Creating Effective Curriculum Facilitation Guides and Lesson Plans for Staff

Once you have decided on your educational priority, learning goals, narratives, and learning outcomes, and developed rubrics, it is time to begin putting these educational objectives into action through strategies. Strategies are the vehicles for educational delivery. They can include activities such as programs and events, newsletters, and guided community or individual conversations. Facilitation guides function as the “lesson plans” for delivering these strategies. By developing facilitation guides, educators can ensure consistency. This includes consistency across different facilitators and over time, from month-to-month or year-to-year.  Because of this consistency, facilitation guides also provide an opportunity for continuous refinement and improvement of these strategies over time.


A department or division that has a fully realized a curriculum will have a catalog of facilitation guides upon which to draw when executing their educational plans for the academic year. Facilitation guides function exactly as their name would suggest. They are detailed plans that provide all of the information necessary so that anyone with the appropriate level of training and skills could execute the planned strategy. Although the structure of facilitation guides can vary across campuses and departments, at their most basic level, facilitation guides typically contain the following information:


A title provides a name for the facilitation guide and is  reflective of what it is about. Because departments may have many facilitation guides by the time they fully execute a curriculum, it is sometimes useful to determine a consistent naming scheme for these guides. For example, something like “FG 30: Alcohol Education Workshop 1” will give some context and provide shorthand indicators that can keep your organized.

Strategy Type:

The strategy type indicates the method of execution. This could be an “intentional interaction,” a “program,” a “roommate agreement,” or some other form of strategy.

Target Audience:

For each facilitation guide, you should identify who the target audience is. Perhaps this facilitation guide is intended for first year students, second year students, or graduating seniors. It may also target certain sub-demographics, like first generation students, or students with specific majors. Finally, if you work in residence life, you may wish to identify if this is intended to be executed for a floor-level community, hall-level community, or to the campus as a whole.

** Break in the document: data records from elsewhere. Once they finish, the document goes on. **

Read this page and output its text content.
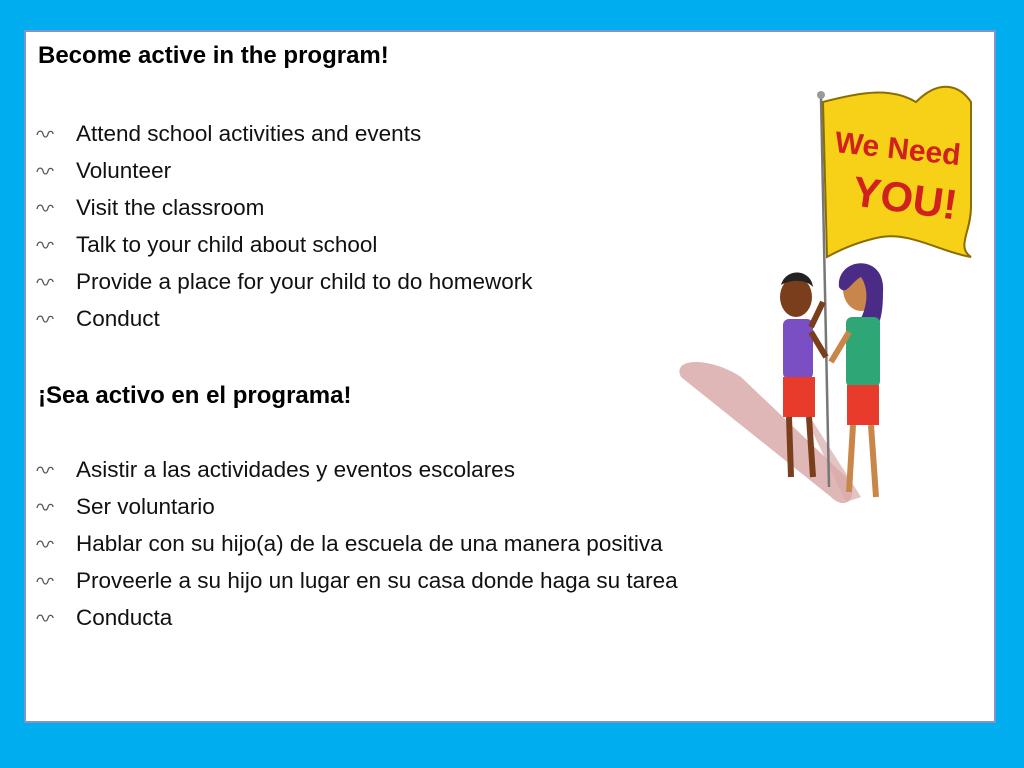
Become active in the program!
Attend school activities and events
Volunteer
Visit the classroom
Talk to your child about school
Provide a place for your child to do homework
Conduct
¡Sea activo en el programa!
Asistir a las actividades y eventos escolares
Ser voluntario
Hablar con su hijo(a) de la escuela de una manera positiva
Proveerle a su hijo un lugar en su casa donde haga su tarea
Conducta
We Need
YOU!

Relevant Learning Goals and Outcomes:

Because of the cascading and nested nature of the curriculum, each facilitation guide should be associated with specific outcomes (and therefore goal areas) from your curriculum. By establishing this connection, strategy-level assessments can be summarized and associated as evidence of the achievement of your curriculum’s overall learning objectives.

Specific Strategy Outcomes:

In addition to specifying which curriculum outcomes the facilitation guide addresses, the facilitation guide should have its own, strategy-level outcomes. These outcomes should be highly specific and measurable. (For example, “Students will be able to recall three ways….”) These outcomes should include micro knowledge and skill indicators that are specifically addressed though this strategy. The outcomes should be testable, tied to the audience being addressed, and promote movement along the learning rubric you’ve developed for each of your curricular goal-outcomes.

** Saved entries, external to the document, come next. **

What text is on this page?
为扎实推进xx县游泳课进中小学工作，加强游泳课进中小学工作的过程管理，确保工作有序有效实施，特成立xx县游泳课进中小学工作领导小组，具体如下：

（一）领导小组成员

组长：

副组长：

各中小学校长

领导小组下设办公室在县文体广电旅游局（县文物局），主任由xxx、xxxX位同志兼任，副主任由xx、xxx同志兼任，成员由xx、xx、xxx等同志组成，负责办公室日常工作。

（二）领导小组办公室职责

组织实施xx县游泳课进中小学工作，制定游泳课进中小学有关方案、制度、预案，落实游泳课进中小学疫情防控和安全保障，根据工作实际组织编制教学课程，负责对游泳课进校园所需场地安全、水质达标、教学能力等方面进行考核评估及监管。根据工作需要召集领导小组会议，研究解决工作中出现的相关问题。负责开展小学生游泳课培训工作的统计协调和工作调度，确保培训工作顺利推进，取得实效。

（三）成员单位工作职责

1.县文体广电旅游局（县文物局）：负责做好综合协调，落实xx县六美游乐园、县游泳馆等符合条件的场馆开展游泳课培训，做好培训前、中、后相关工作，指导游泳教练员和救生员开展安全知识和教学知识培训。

This will provide an overall rationale for the activity. Why is it being done? How does it fit into the overall curriculum? Why is this important for students?

Planning and Preparation:

This section should include all of the necessary materials and supplies one would need to gather in order to execute the activity. This can include purchasing or procuring items such as index cards, AV set-ups, etc. Preparation may also require one to read an article, review some facilitation strategies, or make contact with key partners.

Facilitator Guide:

The facilitator guide sub-section provides a step-by-step breakdown of all of the key components of the activity. This includes detailed instructions on how to execute the activity in-the-moment. It may also include some options or choices that go beyond the baseline learning that is expected to occur during the execution of the strategy. This is likely to be the longest section of the overall facilitation guide.


Specific assessment measures should be identified, explained, and tied back to the strategy learning outcomes you have identified. This may include a follow-up survey or quiz, a pre-test/post-test design, or a quick review and check for understanding. Information should also be provided about where this will be logged or how it will be utilized after the strategy is complete.

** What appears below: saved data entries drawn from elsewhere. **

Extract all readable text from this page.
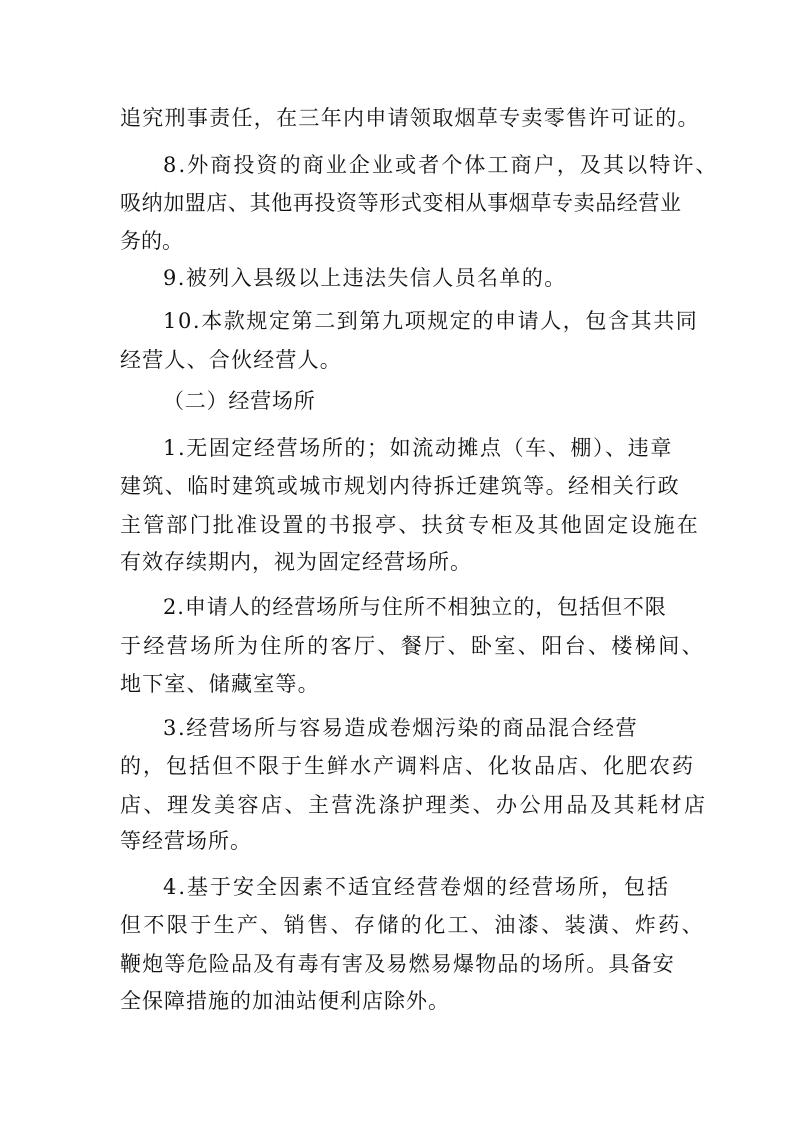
追究刑事责任，在三年内申请领取烟草专卖零售许可证的。
8.外商投资的商业企业或者个体工商户，及其以特许、
吸纳加盟店、其他再投资等形式变相从事烟草专卖品经营业
务的。
9.被列入县级以上违法失信人员名单的。
10.本款规定第二到第九项规定的申请人，包含其共同
经营人、合伙经营人。
（二）经营场所
1.无固定经营场所的；如流动摊点（车、棚）、违章
建筑、临时建筑或城市规划内待拆迁建筑等。经相关行政
主管部门批准设置的书报亭、扶贫专柜及其他固定设施在
有效存续期内，视为固定经营场所。
2.申请人的经营场所与住所不相独立的，包括但不限
于经营场所为住所的客厅、餐厅、卧室、阳台、楼梯间、
地下室、储藏室等。
3.经营场所与容易造成卷烟污染的商品混合经营
的，包括但不限于生鲜水产调料店、化妆品店、化肥农药
店、理发美容店、主营洗涤护理类、办公用品及其耗材店
等经营场所。
4.基于安全因素不适宜经营卷烟的经营场所，包括
但不限于生产、销售、存储的化工、油漆、装潢、炸药、
鞭炮等危险品及有毒有害及易燃易爆物品的场所。具备安
全保障措施的加油站便利店除外。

The prior example provides some of the basic characteristics of a facilitation guide that you may wish to include in your own guides. In contextualizing this for your campus, you should be mindful of who your facilitators are and what will best set them up for success. In some cases, these facilitation guides are developed for execution by student staff members, and therefore you may wish to add additional detail that can help advise your staff.

You may also want to guide members on how to use their creativity (within the confines of the required components) to engage students. Just because the facilitation guide contains required details does not disallow a facilitator from using their own unique skills and abilities to add to the core of the learning activity. It should be universally understood, however, that adherence to the minimum required components of the facilitation guide is what will ensure consistency in the curriculum and provide an opportunity for improvement informed by assessment.

Key Questions

  • How will you set up a consistent naming convention for your facilitation guides?
  • Who is your audience of facilitators and how might you make these guides most relevant and useful to them?
  • What are the key details you need to include to ensure learning occurs?
  • What assessment measures will you use in each strategy to ensure learning has occurred and provide feedback about the activity’s execution?